Namun, sadar atau tidak, terjadi keterlibatan nama Angkatan Udara, melalui keikutsertaan seorang Mayor Angkatan Udara dan beberapa anggota, serta digunakannya kendaraan dan senjata milik Angkatan Udara. Dan pimpinan Angkatan Udara tidak mencegah keikutsertaan tersebut. Selain itu, locus delicti ada di sekitar Pangkalan Udara Halim Perdanakusumah, meskipun tidak seluruhnya termasuk dalam kawasan yang merupakan tanggungjawab Angkatan Udara, karena berada di luar area jurisdiksi seperti misalnya Lubang Buaya.
BAGAIMANA caranya memahami posisi Mayor Jenderal Soeharto dalam rangkaian peristiwa? Soeharto adalah orang yang menampung begitu banyak informasi dan petunjuk tentang akan terjadinya suatu gerakan yang ditujukan kepada jenderal-jenderal koleganya yang merupakan perwira teras Angkatan Darat. Dan informasi-informasi itu justru datang dari dua calon pelaku gerakan, yakni Letnan Kolonel Untung dan Kolonel Latief. Soeharto hanya menyimpan informasi itu untuk dirinya sendiri, tidak melanjutkannya kepada pimpinan Angkatan Darat, katakanlah setidaknya kepada Letnan Jenderal Ahmad Yani.
Dengan bekal informasi yang cukup detail itu, Soeharto dengan mudah ‘membaca’ situasi dan tampil dengan gerakan pembersihan. Keberhasilan dari gerakan pembersihan yang dilakukannya kelak membawa dirinya masuk ke dalam jenjang kekuasaan yang luar biasa.

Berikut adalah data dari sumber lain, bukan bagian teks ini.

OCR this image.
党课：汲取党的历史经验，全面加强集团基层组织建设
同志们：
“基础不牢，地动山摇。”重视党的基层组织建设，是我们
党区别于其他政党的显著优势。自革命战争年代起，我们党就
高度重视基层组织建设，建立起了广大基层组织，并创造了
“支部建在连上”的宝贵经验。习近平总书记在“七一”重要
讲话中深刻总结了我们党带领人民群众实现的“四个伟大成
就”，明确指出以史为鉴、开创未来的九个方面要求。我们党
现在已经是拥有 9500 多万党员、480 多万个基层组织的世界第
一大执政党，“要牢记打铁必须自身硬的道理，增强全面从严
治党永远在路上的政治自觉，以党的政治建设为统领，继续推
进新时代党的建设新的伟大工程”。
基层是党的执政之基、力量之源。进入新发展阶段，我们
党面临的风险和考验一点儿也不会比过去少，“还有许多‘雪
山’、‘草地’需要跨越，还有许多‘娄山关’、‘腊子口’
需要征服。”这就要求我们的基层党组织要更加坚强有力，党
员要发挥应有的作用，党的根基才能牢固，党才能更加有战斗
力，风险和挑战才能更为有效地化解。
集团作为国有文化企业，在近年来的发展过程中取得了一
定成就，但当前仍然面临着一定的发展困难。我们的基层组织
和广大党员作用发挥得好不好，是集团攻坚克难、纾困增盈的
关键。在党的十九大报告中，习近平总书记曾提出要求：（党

Sikap dan perilaku Soeharto dalam peristiwa ini dalam hal tertentu memang bisa cukup mengherankan. Maka bukanlah sesuatu yang luar biasa bila pasca momentum ada analisa yang menempatkan Soeharto sebagai salah satu ‘tertuduh’ dalam rangkaian peristiwa. Sebagaimana, sikap dan perilaku janggal yang juga diperlihatkan baik Soekarno maupun Dipa Nusantara Aidit, pun telah menempatkan mereka masing-masing dalam posisi-posisi sebagai ‘tertuduh’.